António Alvarenga

António Alvarenga

António Alvarenga trabalha há 16 anos nas áreas da Estratégia, Cenários/Prospetiva e Inovação. É fundador e Diretor Executivo da ALVA Research and Consulting e tem uma vasta experiência na coordenação de projetos, workshops e sessões de formação em métodos de prospetiva estratégica, cenários, ideation e análise de tendências. É Professor Associado Convidado no IST – Instituto Superior Técnico e no ISEG – Instituto Superior de Economia e Gestão (Universidade de Lisboa). Na entrevista que se segue explora-se a relação dos cenários futuros com a (gestão de) informação e conhecimento.

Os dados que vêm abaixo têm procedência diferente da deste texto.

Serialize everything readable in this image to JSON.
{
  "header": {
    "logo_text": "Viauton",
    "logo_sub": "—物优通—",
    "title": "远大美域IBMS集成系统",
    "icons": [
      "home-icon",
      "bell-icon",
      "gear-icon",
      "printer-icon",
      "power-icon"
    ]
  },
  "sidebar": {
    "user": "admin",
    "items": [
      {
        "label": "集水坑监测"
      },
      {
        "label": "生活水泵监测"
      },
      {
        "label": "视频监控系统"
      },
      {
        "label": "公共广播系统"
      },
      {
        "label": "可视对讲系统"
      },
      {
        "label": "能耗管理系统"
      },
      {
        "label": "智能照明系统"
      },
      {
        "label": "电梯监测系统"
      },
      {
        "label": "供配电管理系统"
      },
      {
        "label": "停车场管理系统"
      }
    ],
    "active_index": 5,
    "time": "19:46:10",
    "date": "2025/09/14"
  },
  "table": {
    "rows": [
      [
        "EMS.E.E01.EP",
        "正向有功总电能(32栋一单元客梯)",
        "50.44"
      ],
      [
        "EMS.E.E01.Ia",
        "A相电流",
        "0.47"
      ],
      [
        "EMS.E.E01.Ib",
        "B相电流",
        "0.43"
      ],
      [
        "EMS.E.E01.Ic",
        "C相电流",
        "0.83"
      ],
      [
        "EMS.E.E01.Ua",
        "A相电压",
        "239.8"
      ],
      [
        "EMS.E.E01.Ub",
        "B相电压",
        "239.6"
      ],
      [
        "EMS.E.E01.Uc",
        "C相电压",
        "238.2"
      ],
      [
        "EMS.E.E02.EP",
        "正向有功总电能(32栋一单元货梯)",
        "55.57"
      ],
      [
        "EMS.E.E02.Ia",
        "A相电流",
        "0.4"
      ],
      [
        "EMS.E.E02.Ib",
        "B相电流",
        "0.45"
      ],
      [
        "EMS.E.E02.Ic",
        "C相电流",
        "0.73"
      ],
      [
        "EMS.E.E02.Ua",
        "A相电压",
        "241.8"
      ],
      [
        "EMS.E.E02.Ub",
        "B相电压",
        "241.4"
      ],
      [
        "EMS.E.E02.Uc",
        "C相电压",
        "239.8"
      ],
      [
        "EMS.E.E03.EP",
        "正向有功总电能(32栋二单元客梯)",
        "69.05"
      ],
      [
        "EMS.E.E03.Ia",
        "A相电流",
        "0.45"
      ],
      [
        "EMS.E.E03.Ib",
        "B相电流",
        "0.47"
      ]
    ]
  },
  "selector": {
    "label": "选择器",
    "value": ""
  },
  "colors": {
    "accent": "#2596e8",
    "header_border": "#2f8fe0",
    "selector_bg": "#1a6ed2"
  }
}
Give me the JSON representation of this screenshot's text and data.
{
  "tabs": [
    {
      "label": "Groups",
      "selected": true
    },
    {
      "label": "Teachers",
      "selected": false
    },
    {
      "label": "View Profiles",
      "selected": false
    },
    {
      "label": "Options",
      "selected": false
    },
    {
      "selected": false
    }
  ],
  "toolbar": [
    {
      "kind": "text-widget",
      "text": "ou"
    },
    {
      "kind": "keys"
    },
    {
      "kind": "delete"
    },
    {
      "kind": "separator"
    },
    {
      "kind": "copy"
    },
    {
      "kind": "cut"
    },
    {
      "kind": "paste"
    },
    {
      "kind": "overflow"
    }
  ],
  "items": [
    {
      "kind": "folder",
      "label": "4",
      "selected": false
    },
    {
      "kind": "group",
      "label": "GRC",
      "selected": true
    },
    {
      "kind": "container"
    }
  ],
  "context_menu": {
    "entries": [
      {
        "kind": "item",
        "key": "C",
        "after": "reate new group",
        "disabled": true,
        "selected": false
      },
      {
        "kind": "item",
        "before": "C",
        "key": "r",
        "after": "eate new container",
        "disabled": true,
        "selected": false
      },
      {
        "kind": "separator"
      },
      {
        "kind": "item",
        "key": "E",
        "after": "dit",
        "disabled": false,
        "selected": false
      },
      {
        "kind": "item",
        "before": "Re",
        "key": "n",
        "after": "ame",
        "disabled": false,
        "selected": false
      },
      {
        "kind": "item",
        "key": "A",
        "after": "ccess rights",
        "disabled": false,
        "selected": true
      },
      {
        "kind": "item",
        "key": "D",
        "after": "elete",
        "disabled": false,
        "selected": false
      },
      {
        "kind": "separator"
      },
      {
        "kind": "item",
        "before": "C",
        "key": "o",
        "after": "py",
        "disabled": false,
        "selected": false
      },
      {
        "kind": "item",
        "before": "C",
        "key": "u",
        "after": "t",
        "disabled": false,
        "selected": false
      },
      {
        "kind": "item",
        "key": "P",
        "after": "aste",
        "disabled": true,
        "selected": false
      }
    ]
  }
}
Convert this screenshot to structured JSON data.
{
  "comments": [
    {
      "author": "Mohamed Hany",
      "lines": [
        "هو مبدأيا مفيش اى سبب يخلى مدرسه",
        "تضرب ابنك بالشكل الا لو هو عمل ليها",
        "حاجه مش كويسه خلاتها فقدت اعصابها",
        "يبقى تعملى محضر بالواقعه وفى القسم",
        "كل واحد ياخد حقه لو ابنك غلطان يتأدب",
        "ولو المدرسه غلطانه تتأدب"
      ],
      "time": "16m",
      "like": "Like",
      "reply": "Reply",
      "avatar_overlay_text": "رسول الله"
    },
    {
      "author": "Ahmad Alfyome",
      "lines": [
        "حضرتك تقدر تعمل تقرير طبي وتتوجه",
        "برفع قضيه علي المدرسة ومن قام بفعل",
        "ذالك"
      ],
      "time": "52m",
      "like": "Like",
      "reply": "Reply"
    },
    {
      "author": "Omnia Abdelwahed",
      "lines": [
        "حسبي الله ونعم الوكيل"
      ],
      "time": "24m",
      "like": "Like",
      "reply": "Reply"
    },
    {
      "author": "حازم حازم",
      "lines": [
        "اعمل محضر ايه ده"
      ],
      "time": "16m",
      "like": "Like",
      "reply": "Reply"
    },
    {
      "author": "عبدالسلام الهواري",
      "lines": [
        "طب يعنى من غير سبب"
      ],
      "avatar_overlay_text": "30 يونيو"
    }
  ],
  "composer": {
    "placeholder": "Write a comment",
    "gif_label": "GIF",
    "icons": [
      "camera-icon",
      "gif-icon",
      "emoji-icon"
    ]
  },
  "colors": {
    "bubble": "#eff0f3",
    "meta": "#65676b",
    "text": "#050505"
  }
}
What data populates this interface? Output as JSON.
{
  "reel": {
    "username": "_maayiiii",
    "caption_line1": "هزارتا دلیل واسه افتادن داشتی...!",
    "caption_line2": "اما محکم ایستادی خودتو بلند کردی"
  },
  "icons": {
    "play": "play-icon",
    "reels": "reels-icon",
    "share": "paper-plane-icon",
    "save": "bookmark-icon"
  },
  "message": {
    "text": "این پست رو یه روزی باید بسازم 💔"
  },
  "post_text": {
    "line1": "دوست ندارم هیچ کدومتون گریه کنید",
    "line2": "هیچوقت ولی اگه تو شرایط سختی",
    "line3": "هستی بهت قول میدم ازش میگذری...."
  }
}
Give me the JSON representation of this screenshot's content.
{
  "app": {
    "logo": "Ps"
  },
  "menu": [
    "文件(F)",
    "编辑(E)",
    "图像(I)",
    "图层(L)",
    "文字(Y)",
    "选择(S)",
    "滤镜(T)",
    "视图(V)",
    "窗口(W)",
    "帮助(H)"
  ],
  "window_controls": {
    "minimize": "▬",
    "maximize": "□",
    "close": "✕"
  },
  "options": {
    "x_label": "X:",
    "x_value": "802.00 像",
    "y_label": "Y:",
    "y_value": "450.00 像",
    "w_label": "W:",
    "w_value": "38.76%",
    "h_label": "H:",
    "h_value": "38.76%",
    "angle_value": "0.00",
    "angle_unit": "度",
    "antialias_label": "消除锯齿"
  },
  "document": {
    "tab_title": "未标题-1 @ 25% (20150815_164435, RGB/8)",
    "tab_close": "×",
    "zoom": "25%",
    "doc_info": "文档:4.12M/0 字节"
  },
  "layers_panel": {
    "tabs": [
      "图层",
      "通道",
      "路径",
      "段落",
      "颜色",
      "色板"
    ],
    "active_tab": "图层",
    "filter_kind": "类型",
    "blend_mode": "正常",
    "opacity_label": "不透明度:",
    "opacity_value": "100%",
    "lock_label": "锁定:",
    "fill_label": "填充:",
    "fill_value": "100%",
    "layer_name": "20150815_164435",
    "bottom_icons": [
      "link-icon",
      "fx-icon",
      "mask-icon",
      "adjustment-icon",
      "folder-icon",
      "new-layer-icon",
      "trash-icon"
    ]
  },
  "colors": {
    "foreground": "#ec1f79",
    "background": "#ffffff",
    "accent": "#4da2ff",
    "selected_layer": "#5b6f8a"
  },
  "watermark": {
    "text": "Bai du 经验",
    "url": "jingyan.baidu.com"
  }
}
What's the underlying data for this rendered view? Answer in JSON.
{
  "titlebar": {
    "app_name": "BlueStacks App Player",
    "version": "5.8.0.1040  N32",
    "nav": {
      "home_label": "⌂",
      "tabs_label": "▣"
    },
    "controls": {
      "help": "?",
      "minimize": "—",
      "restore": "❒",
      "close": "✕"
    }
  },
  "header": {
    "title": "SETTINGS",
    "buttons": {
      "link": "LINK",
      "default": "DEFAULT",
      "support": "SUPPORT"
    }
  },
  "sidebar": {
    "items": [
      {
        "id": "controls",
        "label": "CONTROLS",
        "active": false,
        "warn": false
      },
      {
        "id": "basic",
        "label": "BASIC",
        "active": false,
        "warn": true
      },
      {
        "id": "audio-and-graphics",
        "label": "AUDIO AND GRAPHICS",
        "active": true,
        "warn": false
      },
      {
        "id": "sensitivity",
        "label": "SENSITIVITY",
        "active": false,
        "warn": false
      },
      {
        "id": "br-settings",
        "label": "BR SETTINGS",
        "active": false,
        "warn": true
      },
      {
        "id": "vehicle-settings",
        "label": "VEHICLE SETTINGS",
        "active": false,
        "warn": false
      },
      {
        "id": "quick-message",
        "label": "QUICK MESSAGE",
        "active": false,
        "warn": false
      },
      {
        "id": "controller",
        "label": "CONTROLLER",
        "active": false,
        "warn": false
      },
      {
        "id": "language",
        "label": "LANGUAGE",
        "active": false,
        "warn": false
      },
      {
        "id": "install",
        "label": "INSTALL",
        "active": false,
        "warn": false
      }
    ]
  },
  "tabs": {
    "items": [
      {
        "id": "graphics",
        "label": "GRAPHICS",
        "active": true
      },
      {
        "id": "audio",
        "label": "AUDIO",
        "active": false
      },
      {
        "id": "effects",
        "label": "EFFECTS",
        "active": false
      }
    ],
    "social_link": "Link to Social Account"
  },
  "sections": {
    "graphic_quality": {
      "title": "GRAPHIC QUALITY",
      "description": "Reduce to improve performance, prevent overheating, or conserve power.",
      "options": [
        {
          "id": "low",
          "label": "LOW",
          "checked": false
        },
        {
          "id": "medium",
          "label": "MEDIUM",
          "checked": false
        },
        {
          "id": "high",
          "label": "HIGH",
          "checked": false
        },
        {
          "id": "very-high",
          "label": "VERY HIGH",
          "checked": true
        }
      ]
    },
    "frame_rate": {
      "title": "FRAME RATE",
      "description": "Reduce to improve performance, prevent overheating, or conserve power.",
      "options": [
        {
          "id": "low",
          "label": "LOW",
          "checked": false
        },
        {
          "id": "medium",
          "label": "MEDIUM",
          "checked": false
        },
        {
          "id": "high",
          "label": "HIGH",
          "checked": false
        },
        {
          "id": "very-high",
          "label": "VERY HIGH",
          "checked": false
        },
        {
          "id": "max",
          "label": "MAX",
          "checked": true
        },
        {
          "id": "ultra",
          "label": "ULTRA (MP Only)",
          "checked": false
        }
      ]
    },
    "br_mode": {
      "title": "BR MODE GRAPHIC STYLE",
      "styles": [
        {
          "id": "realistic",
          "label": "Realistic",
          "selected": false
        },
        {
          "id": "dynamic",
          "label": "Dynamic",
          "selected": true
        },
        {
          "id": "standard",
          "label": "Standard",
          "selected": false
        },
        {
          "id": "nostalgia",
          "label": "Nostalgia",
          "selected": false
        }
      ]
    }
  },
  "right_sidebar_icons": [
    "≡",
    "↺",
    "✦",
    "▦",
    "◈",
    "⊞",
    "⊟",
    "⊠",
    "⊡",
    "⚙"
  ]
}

No contexto em que vivemos, sempre em mudança, é fundamental que as organizações estejam preparadas para conseguir reagir rapidamente. A identificação e reflexão sobre cenários futuros é uma das técnicas possíveis para esse trabalho de preparação. Pode explicar-nos o que são cenários futuros e em que consiste esta técnica?

Apesar de no futuro não existirem factos, todas as decisões que tomamos no presente são sobre o futuro. Ou melhor, todas as decisões serão testadas no futuro. Pode parecer um paradoxo irresolúvel mas não é.

Aceitando que não podemos prever o futuro, podemos, no entanto, usar as melhores ferramentas e a melhor informação que já hoje possuímos sobre esse futuro (“evidence based foresight“). Isto é, construir “futuros possíveis”. A ferramenta mais conhecida e utilizada para fazer isso são os Cenários, autênticos “simuladores de voo” que, “em terra”, preparam decisores e gestores para desafios futuros.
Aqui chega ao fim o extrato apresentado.